Puppets. Some consider them creepy, and to others, it’s an art form. Northwood High School is having its first puppet show, One Home, Nov. 18-19. But these are no sock puppets, these are paperhand puppets; constructed from paper, cardboard, wood beams and fabric, they can be up to 15 feet in height. Students in art and theatre classes have been constructing them with the help of Donovan Zimmerman, founder and co-director of Paperhand Puppet Intervention.

“I think it’s a good way to unify the different groups of students by working on one big project together,” sophomore Anna Pickens said. “Usually, we’re working on different projects, but working on a big project with everyone, it makes you really feel like you’re a part of something bigger.”

The inspiration for this show came from art teacher Leslie Burwell’s summer in South Africa with Go Global N.C., an organization that sends teachers all over the world. While in South Africa, Burwell visited an orphanage called LIV. LIV is an organization that cares for orphaned and vulnerable children. The choir at LIV has a song that will be featured in the show and proceeds will be donated to the orphanage.

“Right now the rand, the South African currency, is really low at about a 17 rand : $1 ratio,” Burwell said. “If we’re going to earn $500 from the show, that would be about 7,000 rand in South Africa. You can eat a really nice meal for about 30 rand, and the fact that we can make $500 here, the impact would be huge.”

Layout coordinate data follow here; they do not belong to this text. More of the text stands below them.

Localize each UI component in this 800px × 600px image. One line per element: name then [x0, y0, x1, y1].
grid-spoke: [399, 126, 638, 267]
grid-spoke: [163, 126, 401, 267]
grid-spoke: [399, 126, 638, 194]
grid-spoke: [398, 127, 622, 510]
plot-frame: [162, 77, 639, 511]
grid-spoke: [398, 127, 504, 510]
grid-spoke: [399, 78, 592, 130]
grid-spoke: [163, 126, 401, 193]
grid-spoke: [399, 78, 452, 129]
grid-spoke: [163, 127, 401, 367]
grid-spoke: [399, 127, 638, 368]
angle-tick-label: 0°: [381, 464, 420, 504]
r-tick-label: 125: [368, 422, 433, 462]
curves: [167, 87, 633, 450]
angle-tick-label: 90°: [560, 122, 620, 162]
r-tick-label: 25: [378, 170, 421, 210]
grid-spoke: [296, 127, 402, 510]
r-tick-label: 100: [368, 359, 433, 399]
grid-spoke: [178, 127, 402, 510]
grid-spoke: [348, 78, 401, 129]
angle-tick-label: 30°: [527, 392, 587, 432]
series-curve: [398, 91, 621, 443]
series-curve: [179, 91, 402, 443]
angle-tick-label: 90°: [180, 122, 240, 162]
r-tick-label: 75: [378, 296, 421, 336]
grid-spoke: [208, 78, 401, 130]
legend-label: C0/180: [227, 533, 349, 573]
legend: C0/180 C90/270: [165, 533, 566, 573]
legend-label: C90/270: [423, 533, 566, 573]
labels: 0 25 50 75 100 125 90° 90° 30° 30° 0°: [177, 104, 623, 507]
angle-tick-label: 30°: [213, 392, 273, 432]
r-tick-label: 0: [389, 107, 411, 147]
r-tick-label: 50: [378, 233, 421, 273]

Burwell always wanted to write a puppet show and was inspired to write a piece on American and South African civil rights movements.

“I wanted to write a play about the Apartheid Movement and the United States segregation,” Burwell said. “Our puppet show is going to start with a little lion going to South Africa. She’s going to meet a bird, an ibis specifically, that’s going to tell her the story of Gandhi, Nelson Mandela, Martin Luther King Jr. and The Greensboro Four. We’re also going to look at where we are right now, our current conditions.”

The history won’t be directly reflected in the show; it is going to be metaphorical.

“The thread that’s going to run through it isn’t going to be so deep, it’s metaphorical,” Burwell said. “There are going to be scenes where puppets are playing tic-tac-toe and tug of war and a scene where the penguins have a little dance. I don’t want to give everything away, but the story will be told in a way that won’t be as serious as what my content is about. But the message will be there and I hope the audience will connect to it.”

Due to expenses, this will be a one year only opportunity to support the Northwood Arts Department and to experience the puppets they have created.

“I think it has something for everyone: some history, even some music,” junior Joe Crawford said. “There’s dancing and singing; it’s going to be a lot of fun. I’m expecting a fun experience with people I care about and doing something I love: acting and theatre stuff.”

Dancers, actors, singers and voices auditioned in late September and roles were announced in early October. Dancer and sophomore Meera Butalia remembers when she watched the puppets made by Paperhand Puppet Intervention at the Forest Theatre and is excited to be able to perform alongside them.

“I think most people will get it and it will be a cool way for Northwood to make a statement about the world and what’s going on,” Butalia said. “I’ve been going to see the puppet show since I was little at the Forest Theater and usually they’re making a statement about the environment. I never really understood them before when I was younger; it was all about the pretty puppets. Now that I’m more involved in the world and I know what’s going on, it makes a difference to me and I think it will be nice to dance with something like that on stage.”